Amantes de las bajas pasiones cinematográficas…

melodía de la vida


 

 

Edward Yang, fue un cineasta de nacionalidad taiwanesa, nacido el 24 de septiembre de 1947 en Shangai (China) y fallecido el 29 de junio de 2007 debido a un cáncer de colon. Desde muy joven Yang demostró su destreza para dibujar mangas. Estudió en Taipei (Taiwán) y luego de trabajar diez años en Seattle (EEUU) en el campo de la concepción de sistemas microinformáticos, regresa a Taipei en 1981 para cumplir el sueño de su vida: ser cineasta. Con el paso de los años, puede considerársele uno de los pioneros de la nueva ola taiwanesa. Su película A Brighter Summer Day es una obra maestra y la demostración palmaria de un cine maduro, premiado y nominado en numerosas ocasiones.
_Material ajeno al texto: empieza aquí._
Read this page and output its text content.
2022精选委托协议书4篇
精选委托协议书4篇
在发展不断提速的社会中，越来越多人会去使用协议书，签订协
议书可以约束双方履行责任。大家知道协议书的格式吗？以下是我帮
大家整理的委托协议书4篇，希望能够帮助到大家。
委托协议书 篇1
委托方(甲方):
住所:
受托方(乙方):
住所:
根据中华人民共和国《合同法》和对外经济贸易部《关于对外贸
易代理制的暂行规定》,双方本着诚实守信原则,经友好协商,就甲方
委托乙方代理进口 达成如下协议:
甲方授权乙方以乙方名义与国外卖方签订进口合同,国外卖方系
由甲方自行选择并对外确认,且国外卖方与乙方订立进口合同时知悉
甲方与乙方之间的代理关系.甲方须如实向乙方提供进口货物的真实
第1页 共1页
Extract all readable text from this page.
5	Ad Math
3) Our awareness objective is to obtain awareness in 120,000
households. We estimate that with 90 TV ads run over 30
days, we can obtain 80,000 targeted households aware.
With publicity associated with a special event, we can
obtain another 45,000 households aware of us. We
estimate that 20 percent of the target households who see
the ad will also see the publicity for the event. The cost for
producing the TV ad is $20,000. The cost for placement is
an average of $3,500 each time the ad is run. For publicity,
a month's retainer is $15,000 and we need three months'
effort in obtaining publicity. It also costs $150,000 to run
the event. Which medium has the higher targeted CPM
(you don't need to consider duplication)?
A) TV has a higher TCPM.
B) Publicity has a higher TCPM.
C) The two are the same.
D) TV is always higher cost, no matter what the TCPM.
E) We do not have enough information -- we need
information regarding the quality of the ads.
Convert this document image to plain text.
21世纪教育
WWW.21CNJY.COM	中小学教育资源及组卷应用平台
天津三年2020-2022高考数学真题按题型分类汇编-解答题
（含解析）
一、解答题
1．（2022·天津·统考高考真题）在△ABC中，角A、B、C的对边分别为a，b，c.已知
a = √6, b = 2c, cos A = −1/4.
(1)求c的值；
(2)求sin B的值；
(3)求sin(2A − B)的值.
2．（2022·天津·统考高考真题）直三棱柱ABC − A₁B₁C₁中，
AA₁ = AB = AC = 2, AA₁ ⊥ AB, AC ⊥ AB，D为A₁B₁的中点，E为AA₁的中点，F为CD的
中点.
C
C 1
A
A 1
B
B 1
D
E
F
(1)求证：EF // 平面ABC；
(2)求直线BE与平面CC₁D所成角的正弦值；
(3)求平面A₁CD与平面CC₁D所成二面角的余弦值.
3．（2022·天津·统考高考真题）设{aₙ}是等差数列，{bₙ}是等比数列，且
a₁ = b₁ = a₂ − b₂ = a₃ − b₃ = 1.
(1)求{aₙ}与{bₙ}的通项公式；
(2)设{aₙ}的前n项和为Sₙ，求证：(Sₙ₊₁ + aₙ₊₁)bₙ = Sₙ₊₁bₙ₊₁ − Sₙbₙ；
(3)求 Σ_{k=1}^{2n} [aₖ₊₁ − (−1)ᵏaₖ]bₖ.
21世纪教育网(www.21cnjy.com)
Cada nueva película de Edward Yang fue esperada con interés por los amantes del cine en todo el mundo. Su primera incursión fue como guionista en The Winter of 1905, una película que estuvo en la Sección Oficial del Festival de Cannes. Después vendría su primer título como guionista y director: That day, on the beach, merecedora del premio a la Mejor Película, Mejor Director y Mejor Guión en los Premios de la Crítica de Taipei, y que obtuvo el Primer Premio en el Festival Internacional de Cine de Houston. Taipei Story, su siguiente título, ganó el premio Fipresci en el Festival de Cine de Locarno en 1985. Un año más tarde, en ese mismo festival, Yang participaría con The Terrorisor, logrando el Gran Premio del Jurado. La película estuvo en la Sección Oficial de Cannes, fuera de competición. Tras un descanso de cinco años Edward Yang dirigió A brighter summer day que logró los premios Gran Jurado y Fipresci, en el Festival de Tokio en 1991. En 1994 regresó a Cannes con A confucian confusion, esta vez en la Sección Oficial.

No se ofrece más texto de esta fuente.